かけ抜けた儀作は、そのまま広い本陣の廊下を小走りに、裏手の供待ち部屋へ来てみると、
「いくらこんな女《もの》でも、まさかネ、野宿はできませんからね。どこかに宿をとらなくちゃアならないと思っていたところを、こうしてこちらへ御厄介になることになって、旅籠《はたご》賃だけでも大助かりだよ。お礼を言いますよ、ハイ」
 おおぜいの侍にかこまれて、膝先に煙草盆を引きつけたお藤だ。
 平気の平左で、帯のあいだから小意気な煙管を取り出し、一服つけては、ポンとはた[#「はた」に傍点]く吐月峰《はいふき》の音。
「不敵なやつだ」
 儀作はにらみつけて、
「殿のおめしだ。
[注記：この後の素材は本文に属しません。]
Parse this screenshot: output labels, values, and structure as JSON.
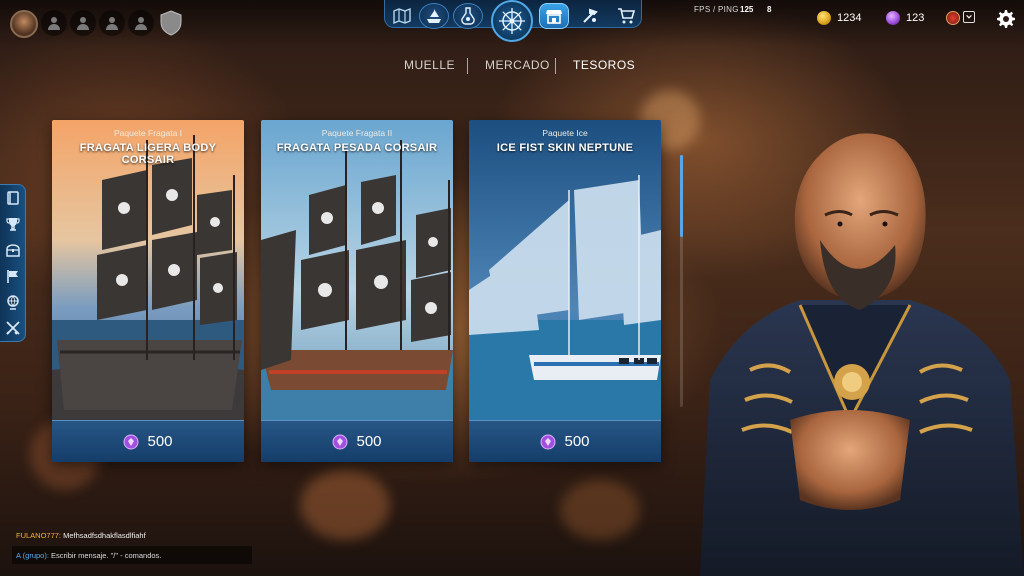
{
  "top_bar": {
    "avatar_icon": "pirate-portrait-avatar",
    "party_slots": [
      "person-icon",
      "person-icon",
      "person-icon",
      "person-icon"
    ],
    "guild_icon": "shield-icon",
    "fps_label": "FPS / PING",
    "fps_value": "125",
    "ping_value": "8",
    "gold_amount": "1234",
    "gems_amount": "123",
    "gold_color": "#e0a820",
    "gem_color": "#a050e0"
  },
  "nav": {
    "buttons": [
      "map-icon",
      "ship-icon",
      "potion-icon",
      "helm-icon",
      "shop-icon",
      "craft-icon",
      "cart-icon"
    ],
    "active": "shop-icon"
  },
  "tabs": {
    "items": [
      "MUELLE",
      "MERCADO",
      "TESOROS"
    ],
    "active": "TESOROS"
  },
  "side_rail": [
    "book-icon",
    "trophy-icon",
    "chest-icon",
    "flag-icon",
    "globe-icon",
    "crossed-swords-icon"
  ],
  "cards": [
    {
      "subtitle": "Paquete Fragata I",
      "title": "FRAGATA LIGERA BODY CORSAIR",
      "price": "500",
      "art": "dark-sail-frigate-sunset"
    },
    {
      "subtitle": "Paquete Fragata II",
      "title": "FRAGATA PESADA CORSAIR",
      "price": "500",
      "art": "heavy-frigate-jolly-roger"
    },
    {
      "subtitle": "Paquete Ice",
      "title": "ICE FIST SKIN NEPTUNE",
      "price": "500",
      "art": "ice-blue-sail-ship"
    }
  ],
  "chat": {
    "sender": "FULANO777:",
    "message": "Mefhsadfsdhakflasdlfiahf",
    "channel": "A (grupo):",
    "input_placeholder": "Escribir mensaje. \"/\" - comandos."
  }
}
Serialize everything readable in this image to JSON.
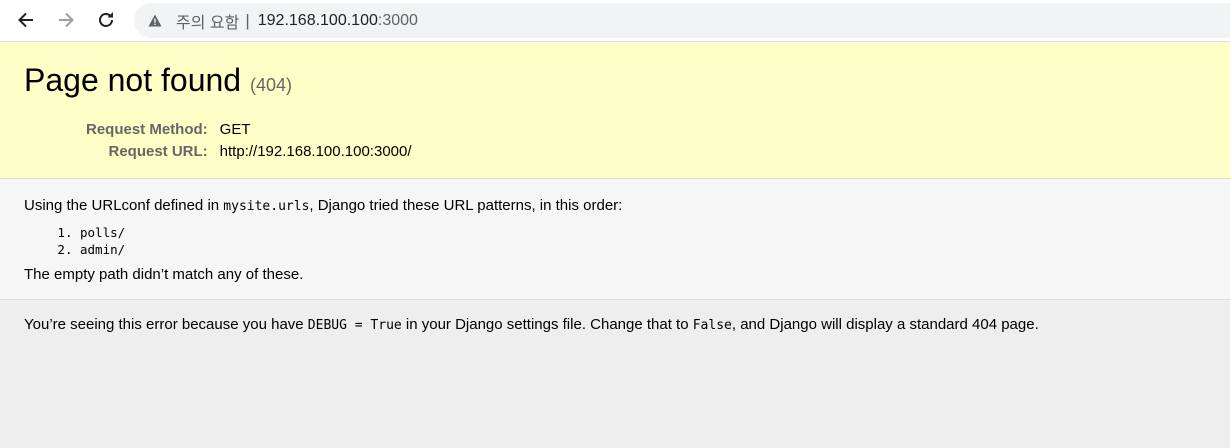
{
  "browser": {
    "back_icon": "arrow-left-icon",
    "forward_icon": "arrow-right-icon",
    "reload_icon": "reload-icon",
    "security_warning_text": "주의 요함",
    "separator": "|",
    "url_host": "192.168.100.100",
    "url_port": ":3000"
  },
  "summary": {
    "title": "Page not found",
    "status_code": "(404)",
    "request_method_label": "Request Method:",
    "request_method_value": "GET",
    "request_url_label": "Request URL:",
    "request_url_value": "http://192.168.100.100:3000/"
  },
  "info": {
    "intro_before": "Using the URLconf defined in ",
    "urlconf": "mysite.urls",
    "intro_after": ", Django tried these URL patterns, in this order:",
    "patterns": [
      "polls/",
      "admin/"
    ],
    "no_match": "The empty path didn’t match any of these."
  },
  "explanation": {
    "text_1": "You’re seeing this error because you have ",
    "debug_code": "DEBUG = True",
    "text_2": " in your Django settings file. Change that to ",
    "false_code": "False",
    "text_3": ", and Django will display a standard 404 page."
  },
  "colors": {
    "summary_bg": "#ffffc8",
    "info_bg": "#f6f6f6",
    "explanation_bg": "#eeeeee"
  }
}
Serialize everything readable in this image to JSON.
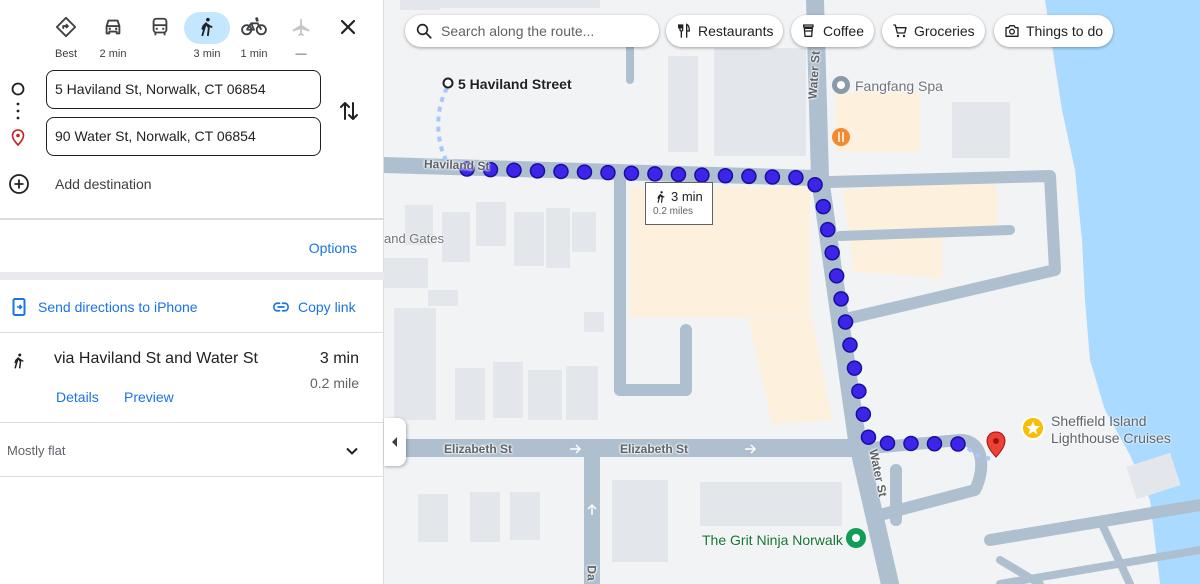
{
  "travel_modes": [
    {
      "name": "best",
      "label": "Best",
      "icon": "diamond-directions-icon",
      "active": false
    },
    {
      "name": "driving",
      "label": "2 min",
      "icon": "car-icon",
      "active": false
    },
    {
      "name": "transit",
      "label": "",
      "icon": "bus-icon",
      "active": false
    },
    {
      "name": "walking",
      "label": "3 min",
      "icon": "walk-icon",
      "active": true
    },
    {
      "name": "cycling",
      "label": "1 min",
      "icon": "bicycle-icon",
      "active": false
    },
    {
      "name": "flights",
      "label": "—",
      "icon": "airplane-icon",
      "active": false
    }
  ],
  "origin": "5 Haviland St, Norwalk, CT 06854",
  "destination": "90 Water St, Norwalk, CT 06854",
  "add_destination": "Add destination",
  "options_label": "Options",
  "send_directions": "Send directions to iPhone",
  "copy_link": "Copy link",
  "route": {
    "via": "via Haviland St and Water St",
    "time": "3 min",
    "distance": "0.2 mile",
    "details": "Details",
    "preview": "Preview",
    "terrain": "Mostly flat"
  },
  "map": {
    "search_placeholder": "Search along the route...",
    "chips": [
      "Restaurants",
      "Coffee",
      "Groceries",
      "Things to do"
    ],
    "start_label": "5 Haviland Street",
    "tooltip_time": "3 min",
    "tooltip_distance": "0.2 miles",
    "streets": {
      "haviland": "Haviland St",
      "water_top": "Water St",
      "water_bottom": "Water St",
      "elizabeth_1": "Elizabeth St",
      "elizabeth_2": "Elizabeth St",
      "da": "Da"
    },
    "pois": {
      "fangfang": "Fangfang Spa",
      "gates": "and Gates",
      "sheffield_1": "Sheffield Island",
      "sheffield_2": "Lighthouse Cruises",
      "grit": "The Grit Ninja Norwalk"
    }
  },
  "colors": {
    "accent": "#1a73e8",
    "route_dot": "#3c25e8",
    "water": "#aadaff",
    "road": "#aebfcf",
    "pin": "#ea4335"
  }
}
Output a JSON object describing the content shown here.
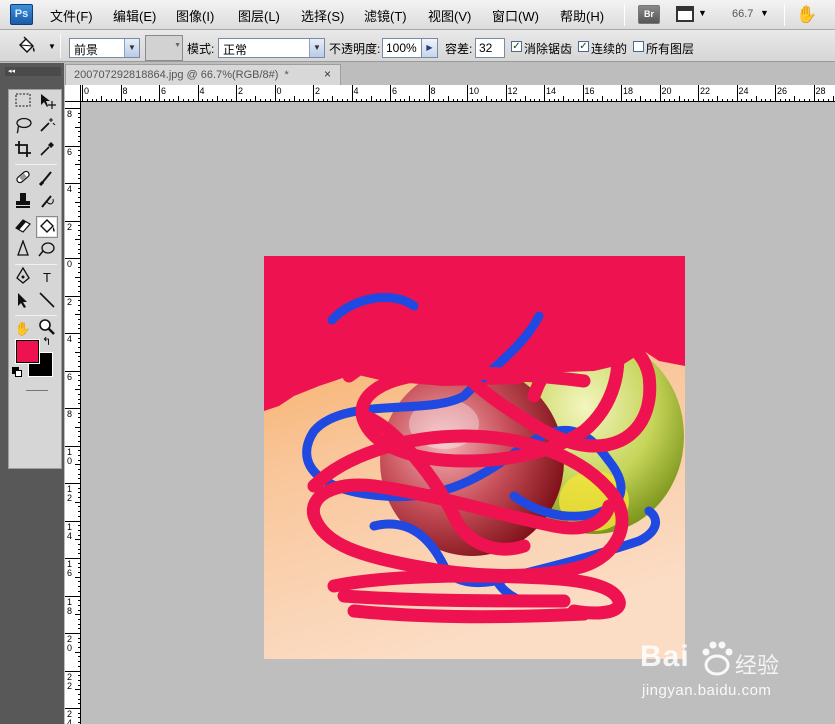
{
  "app": {
    "logo_text": "Ps",
    "menus": [
      "文件(F)",
      "编辑(E)",
      "图像(I)",
      "图层(L)",
      "选择(S)",
      "滤镜(T)",
      "视图(V)",
      "窗口(W)",
      "帮助(H)"
    ],
    "bridge_label": "Br",
    "zoom_value": "66.7"
  },
  "options_bar": {
    "fill_source": "前景",
    "mode_label": "模式:",
    "mode_value": "正常",
    "opacity_label": "不透明度:",
    "opacity_value": "100%",
    "tolerance_label": "容差:",
    "tolerance_value": "32",
    "antialias_label": "消除锯齿",
    "antialias_checked": true,
    "contiguous_label": "连续的",
    "contiguous_checked": true,
    "all_layers_label": "所有图层",
    "all_layers_checked": false
  },
  "toolbox": {
    "header_glyph": "◂◂",
    "selected_tool": "paint-bucket",
    "foreground_color": "#ee1350",
    "background_color": "#000000",
    "type_tool_label": "T"
  },
  "document": {
    "tab_title": "200707292818864.jpg @ 66.7%(RGB/8#)",
    "tab_modified": "*",
    "close_glyph": "×"
  },
  "ruler": {
    "top_labels": [
      "0",
      "8",
      "6",
      "4",
      "2",
      "0",
      "2",
      "4",
      "6",
      "8",
      "10",
      "12",
      "14",
      "16",
      "18",
      "20",
      "22",
      "24",
      "26",
      "28"
    ],
    "left_labels": [
      "8",
      "6",
      "4",
      "2",
      "0",
      "2",
      "4",
      "6",
      "8",
      "10",
      "12",
      "14",
      "16",
      "18",
      "20",
      "22",
      "24"
    ]
  },
  "watermark": {
    "brand": "Bai",
    "brand_suffix": "经验",
    "url": "jingyan.baidu.com"
  }
}
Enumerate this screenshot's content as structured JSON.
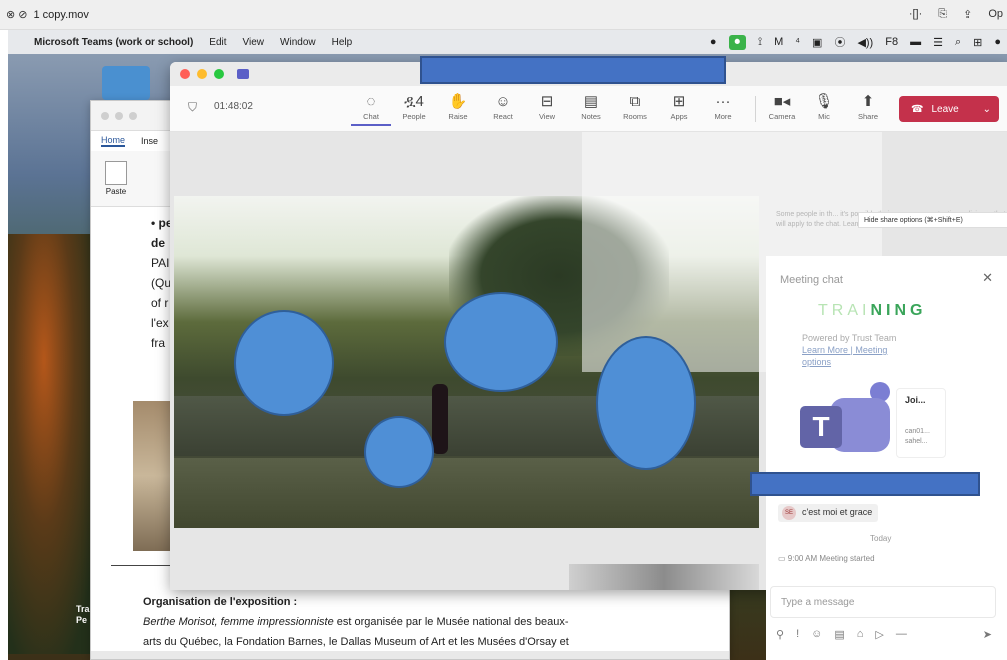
{
  "player": {
    "controls": "⊗ ⊘",
    "filename": "1 copy.mov",
    "right": [
      "·[]·",
      "⎘",
      "⇪",
      "Op"
    ]
  },
  "menubar": {
    "apple": "",
    "app": "Microsoft Teams (work or school)",
    "items": [
      "Edit",
      "View",
      "Window",
      "Help"
    ],
    "status": [
      "●",
      "⏺",
      "⟟",
      "M",
      "⁴",
      "▣",
      "⦿",
      "◀))",
      "F8",
      "▬",
      "☰",
      "⌕",
      "⊞",
      "●"
    ]
  },
  "desktop": {
    "label_lines": [
      "Tra",
      "Pe"
    ]
  },
  "word": {
    "tabs": [
      "Home",
      "Inse"
    ],
    "paste_label": "Paste",
    "body_lines": [
      "• pe",
      "de",
      "",
      "PAI",
      "(Qu",
      "of r",
      "l'ex",
      "fra"
    ],
    "section_title": "Organisation de l'exposition :",
    "section_line1_italic": "Berthe Morisot, femme impressionniste",
    "section_line1_rest": " est organisée par le Musée national des beaux-",
    "section_line2": "arts du Québec, la Fondation Barnes, le Dallas Museum of Art et les Musées d'Orsay et"
  },
  "teams": {
    "timer": "01:48:02",
    "tools": [
      {
        "label": "Chat",
        "glyph": "◌"
      },
      {
        "label": "People",
        "glyph": "ዷ4"
      },
      {
        "label": "Raise",
        "glyph": "✋"
      },
      {
        "label": "React",
        "glyph": "☺"
      },
      {
        "label": "View",
        "glyph": "⊟"
      },
      {
        "label": "Notes",
        "glyph": "▤"
      },
      {
        "label": "Rooms",
        "glyph": "⧉"
      },
      {
        "label": "Apps",
        "glyph": "⊞"
      },
      {
        "label": "More",
        "glyph": "···"
      },
      {
        "label": "Camera",
        "glyph": "■◂"
      },
      {
        "label": "Mic",
        "glyph": "🎙"
      },
      {
        "label": "Share",
        "glyph": "⬆"
      }
    ],
    "leave_label": "Leave",
    "leave_icon": "☎",
    "share_tooltip": "Hide share options (⌘+Shift+E)",
    "faint_note": "Some people in th... it's possible their ... message retention policies ... that will apply to the chat. Learn more",
    "chat": {
      "title": "Meeting chat",
      "close": "✕",
      "training_light": "TRAI",
      "training_bold": "NING",
      "powered": "Powered by Trust Team",
      "links": "Learn More | Meeting",
      "links2": "options",
      "card_name": "Joi...",
      "card_sub1": "can01...",
      "card_sub2": "sahel...",
      "message_avatar": "SE",
      "message": "c'est moi et grace",
      "day": "Today",
      "system_icon": "▭",
      "system_msg": "9:00 AM   Meeting started",
      "compose_placeholder": "Type a message",
      "compose_tools": [
        "⚲",
        "!",
        "☺",
        "▤",
        "⌂",
        "▷",
        "—",
        "➤"
      ]
    }
  },
  "colors": {
    "redaction": "#4472c4",
    "leave": "#c4314b",
    "teams_accent": "#5b5fc7"
  }
}
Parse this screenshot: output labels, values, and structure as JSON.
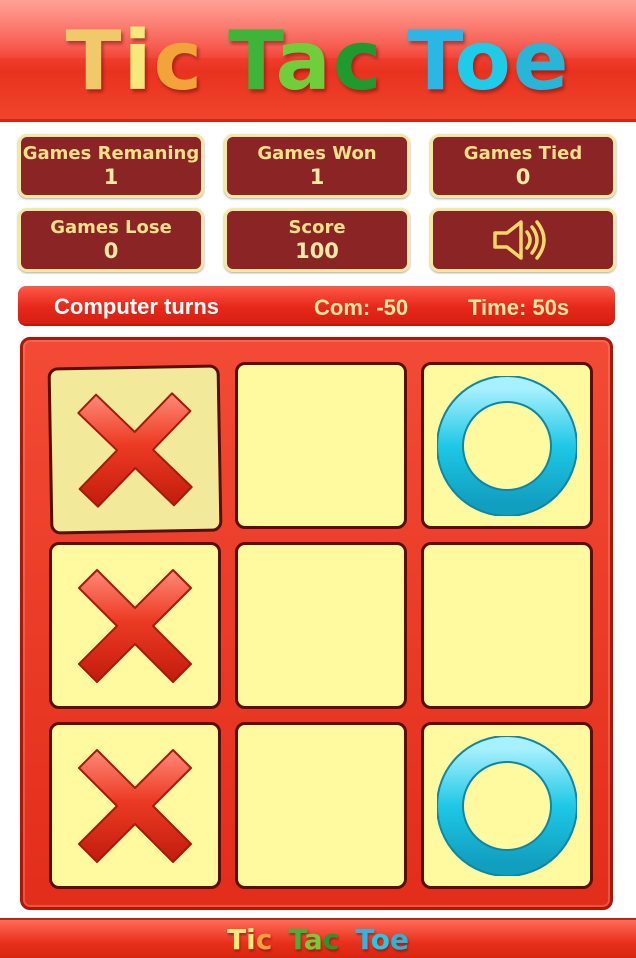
{
  "header": {
    "title_words": [
      "Tic",
      "Tac",
      "Toe"
    ]
  },
  "stats": {
    "games_remaining": {
      "label": "Games Remaning",
      "value": "1"
    },
    "games_won": {
      "label": "Games Won",
      "value": "1"
    },
    "games_tied": {
      "label": "Games Tied",
      "value": "0"
    },
    "games_lose": {
      "label": "Games Lose",
      "value": "0"
    },
    "score": {
      "label": "Score",
      "value": "100"
    },
    "sound": {
      "icon": "speaker-icon"
    }
  },
  "status": {
    "turn": "Computer turns",
    "com": "Com: -50",
    "time": "Time: 50s"
  },
  "board": {
    "cells": [
      "X",
      "",
      "O",
      "X",
      "",
      "",
      "X",
      "",
      "O"
    ],
    "highlighted_cell": 0
  },
  "footer": {
    "title_words": [
      "Tic",
      "Tac",
      "Toe"
    ]
  },
  "colors": {
    "header_red": "#f6463a",
    "stat_box": "#8b2424",
    "stat_text": "#f7e08a",
    "cell_bg": "#fff9a0",
    "x_red": "#e0301c",
    "o_cyan": "#1ec8e6"
  }
}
すぐまいれ」
「あ、そう?」
 お藤は軽く煙管をしまって、
「キリキリ立アてというところだね、オホホホ」
 江戸のこけ猿騒動に、なんらかの点でこの女が、重大な関係を持っているに相違ないと思うから、一同はひしとお藤をとりまいて、御前へ出たのです。
 あせりきっている対馬守……。
 頑丈なからだをもたせかけると、蒔絵の脇息がギシときしむ。
 イケしゃあしゃアと前へすわったお藤へ、ジロリとするどい眼をくれた殿様、
「江戸からか?」
「在郷うまれと見えますかね? フン」
 かたわらの侍たちが、たけりだって、
「コラ、女! どなた様のおん前だと思う。気をつけて口をきかぬと、ウヌ、手は見せぬぞ」
「よいよい、おもしろそうなやつじゃ。うっちゃっておけ……そこで女、貴様にきくが、逃げたと申すつれの男は、何者かの?」
「サア、……神奈川《かながわ》で顔が合って、のんきに東海道をのぼろうと、マア、話しあいがついていっしょになっただけでね、どこの馬の骨だか、ハイ、あたしゃいっこうに――」
「知らぬと申すか」
 じっとしばらく、何事か考えていた対馬守、急にニッコリして、
「ナア女、しばらく芝居をしてみる気はないかの? 余のもとに」
「アイ、それア狂言によりけりでネ、どうせ世の中は、芝居のようなものですから、役によっては承知しないともかぎりませんのサ」
「フーム、これはなかなか話せるわイ――これ、ここはよい、あちらへ!」
 と対馬守、いならぶ家臣たちへ、ヒョイとあごをしゃくった。

   藪《やぶ》の白虎《びゃっこ》


       一

 簡単なことを複雑にする……。